Which messages to feed to Bayes?

Thu Feb 26 23:49:12 GMT 2004

At 05:08 PM 2/26/2004, Peter Bonivart wrote:
>If the score triggered the autolearn feature Bayes will not learn from
>the same message again. Look in bayes_seen, it's full of message id:s.
>
>So this feature already exists, just lower the threshold for autolearn
>if you want to, the default is 12. Put "bayes_auto_learn_threshold_spam
>8" or similar in spam.assassin.prefs.conf and it will do it for you

Not to be critical, but autolearn isn't a panacea.

Autolearning is helpful, but it won't learn every message that SA tags,
even if your autolearn and spam threshold scores are the same.

Generally speaking it's quite hard to get the autolearner to learn a message.

All of the following conditions have to be true to learn as spam:

                 1) Calculating  without AWL, white/blacklists, or bayes,
and using a non-bayes scoreset the score must be greater than
bayes_auto_learn_threshold_spam.
                 2) The header rules must total at least 3.0 in score
                 3) The body rules must total at least 3.0 in score
                 4) The existing bayes score must not be strongly non-spam
in nature.
                 5) The opportunistic one-try attempt at locking the bayes
database must succeed. (ie: nothing else can be updating bayes at the same
time)

I wouldn't auto-feed all tagged mail back to SA for training.. but I would
definitely still do manual training, and I would include tagged spam in my
training.

As you've mentioned sa-learn already has the feature of not re-learning the
same message, so you're not wasting much CPU time for SA to decide it's
already seen a given message ID and move on without learning it.
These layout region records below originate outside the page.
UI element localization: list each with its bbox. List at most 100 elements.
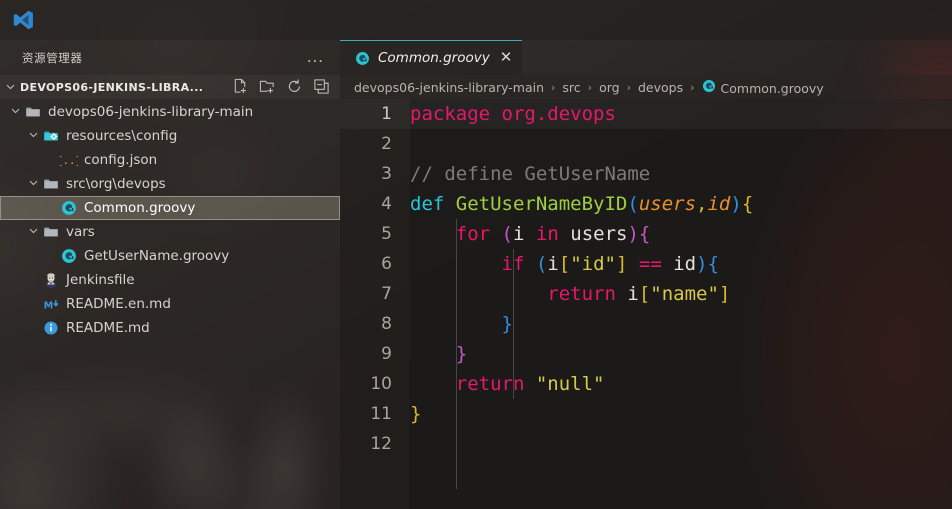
tree-item-label: config.json — [84, 152, 158, 168]
editor-tab-common-groovy[interactable]: Common.groovy ✕ — [340, 40, 523, 75]
line-content: package org.devops — [410, 103, 616, 125]
breadcrumb-item-label: Common.groovy — [720, 80, 824, 96]
breadcrumb-item-label: devops06-jenkins-library-main — [354, 79, 545, 95]
line-number: 5 — [381, 224, 392, 244]
tree-item-label: Common.groovy — [84, 200, 196, 216]
line-number: 9 — [381, 344, 392, 364]
code-lines: 1 package org.devops 2 3 // define GetUserNa… — [340, 99, 952, 459]
tree-item-label: GetUserName.groovy — [84, 248, 230, 264]
line-number: 3 — [381, 164, 392, 184]
explorer-title: 资源管理器 — [22, 50, 83, 65]
code-line-8[interactable]: 8 } — [340, 309, 952, 339]
breadcrumb-item-org[interactable]: org — [599, 80, 620, 95]
breadcrumb-separator-icon: › — [587, 80, 593, 94]
chevron-down-icon[interactable] — [26, 177, 41, 191]
code-line-2[interactable]: 2 — [340, 129, 952, 159]
line-content: for (i in users){ — [455, 223, 651, 245]
info-icon — [41, 320, 61, 336]
breadcrumb-item-label: org — [599, 79, 620, 95]
vscode-logo-icon — [13, 10, 33, 30]
line-content: return i["name"] — [547, 283, 731, 305]
line-number: 4 — [381, 194, 392, 214]
code-line-4[interactable]: 4 def GetUserNameByID(users,id){ — [340, 189, 952, 219]
breadcrumb-item-label: src — [562, 79, 581, 95]
jenkins-icon — [41, 272, 61, 288]
tree-item-readme-en-md[interactable]: M README.en.md — [0, 292, 340, 316]
indent-guide-2 — [513, 249, 514, 399]
groovy-icon — [59, 248, 79, 264]
breadcrumb-separator-icon: › — [626, 80, 631, 94]
svg-text:{..}: {..} — [60, 154, 78, 167]
tree-item-label: README.md — [66, 320, 150, 336]
tree-item-label: README.en.md — [66, 296, 171, 312]
folder-open-icon — [41, 176, 61, 192]
explorer-header: 资源管理器 ... — [0, 40, 340, 75]
tree-item-devops06-jenkins-library-main[interactable]: devops06-jenkins-library-main — [0, 100, 340, 124]
line-number: 6 — [381, 254, 392, 274]
file-tree: devops06-jenkins-library-main resources\c… — [0, 100, 340, 340]
tree-item-vars[interactable]: vars — [0, 220, 340, 244]
breadcrumb-item-devops[interactable]: devops — [638, 80, 683, 95]
code-line-12[interactable]: 12 — [340, 429, 952, 459]
refresh-icon[interactable] — [286, 78, 303, 95]
groovy-icon — [702, 79, 716, 93]
code-line-6[interactable]: 6 if (i["id"] == id){ — [340, 249, 952, 279]
svg-text:M: M — [43, 300, 52, 311]
folder-open-icon — [23, 104, 43, 120]
indent-guide-1 — [456, 219, 457, 489]
workspace-root-row[interactable]: DEVOPS06-JENKINS-LIBRA... — [0, 75, 340, 99]
code-line-5[interactable]: 5 for (i in users){ — [340, 219, 952, 249]
tree-item-label: devops06-jenkins-library-main — [48, 104, 254, 120]
line-content: } — [410, 403, 422, 425]
line-content: // define GetUserName — [410, 163, 651, 185]
vscode-window: 资源管理器 ... DEVOPS06-JENKINS-LIBRA... devo… — [0, 0, 952, 509]
breadcrumb: devops06-jenkins-library-main › src › org › de… — [340, 75, 952, 99]
line-number: 1 — [381, 104, 392, 124]
folder-open-icon — [41, 224, 61, 240]
chevron-down-icon[interactable] — [0, 80, 20, 95]
explorer-actions — [232, 78, 330, 95]
chevron-down-icon[interactable] — [26, 129, 41, 143]
chevron-down-icon[interactable] — [8, 105, 23, 119]
explorer-sidebar: 资源管理器 ... DEVOPS06-JENKINS-LIBRA... devo… — [0, 40, 340, 509]
line-number: 11 — [370, 404, 392, 424]
new-folder-icon[interactable] — [259, 78, 276, 95]
code-line-1[interactable]: 1 package org.devops — [340, 99, 952, 129]
tree-item-readme-md[interactable]: README.md — [0, 316, 340, 340]
line-number: 12 — [370, 434, 392, 454]
code-line-9[interactable]: 9 } — [340, 339, 952, 369]
code-line-7[interactable]: 7 return i["name"] — [340, 279, 952, 309]
groovy-icon — [352, 50, 372, 66]
explorer-more-actions-button[interactable]: ... — [307, 47, 324, 67]
new-file-icon[interactable] — [232, 78, 249, 95]
json-icon: {..} — [59, 152, 79, 168]
folder-config-icon — [41, 128, 61, 144]
tree-item-src-org-devops[interactable]: src\org\devops — [0, 172, 340, 196]
code-line-3[interactable]: 3 // define GetUserName — [340, 159, 952, 189]
line-content: } — [501, 313, 513, 335]
editor-tab-label: Common.groovy — [378, 50, 490, 66]
groovy-icon — [59, 200, 79, 216]
tree-item-common-groovy[interactable]: Common.groovy — [0, 196, 340, 220]
tree-item-getusername-groovy[interactable]: GetUserName.groovy — [0, 244, 340, 268]
collapse-all-icon[interactable] — [313, 78, 330, 95]
line-content: def GetUserNameByID(users,id){ — [410, 193, 754, 215]
tree-item-resources-config[interactable]: resources\config — [0, 124, 340, 148]
chevron-down-icon[interactable] — [26, 225, 41, 239]
close-icon[interactable]: ✕ — [500, 50, 513, 65]
tree-item-label: vars — [66, 224, 95, 240]
code-line-10[interactable]: 10 return "null" — [340, 369, 952, 399]
editor-tab-bar: Common.groovy ✕ — [340, 40, 952, 75]
line-number: 8 — [381, 314, 392, 334]
code-editor[interactable]: 1 package org.devops 2 3 // define GetUserNa… — [340, 99, 952, 509]
breadcrumb-item-src[interactable]: src — [562, 80, 580, 95]
code-line-11[interactable]: 11} — [340, 399, 952, 429]
line-number: 2 — [381, 134, 392, 154]
breadcrumb-item-label: devops — [638, 79, 684, 95]
tree-item-config-json[interactable]: {..} config.json — [0, 148, 340, 172]
markdown-icon: M — [41, 296, 61, 312]
tree-item-jenkinsfile[interactable]: Jenkinsfile — [0, 268, 340, 292]
breadcrumb-item-common-groovy[interactable]: Common.groovy — [702, 79, 824, 96]
breadcrumb-item-devops06-jenkins-library-main[interactable]: devops06-jenkins-library-main — [354, 80, 544, 95]
line-content: } — [455, 343, 468, 365]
That
feature isn't a reason to avoid training..

Using a mailbox of 205 messages, all tagged by SA. 108 of them were over 15
in score, 97 of them under 15 in score but over 5.

         110 of the 205 were learnable by sa-learn.

I'll admit I'm using the default threshold of 12.. but that autolearned
less than half of these messages. It didn't even autolearn all the
high-scoring messages.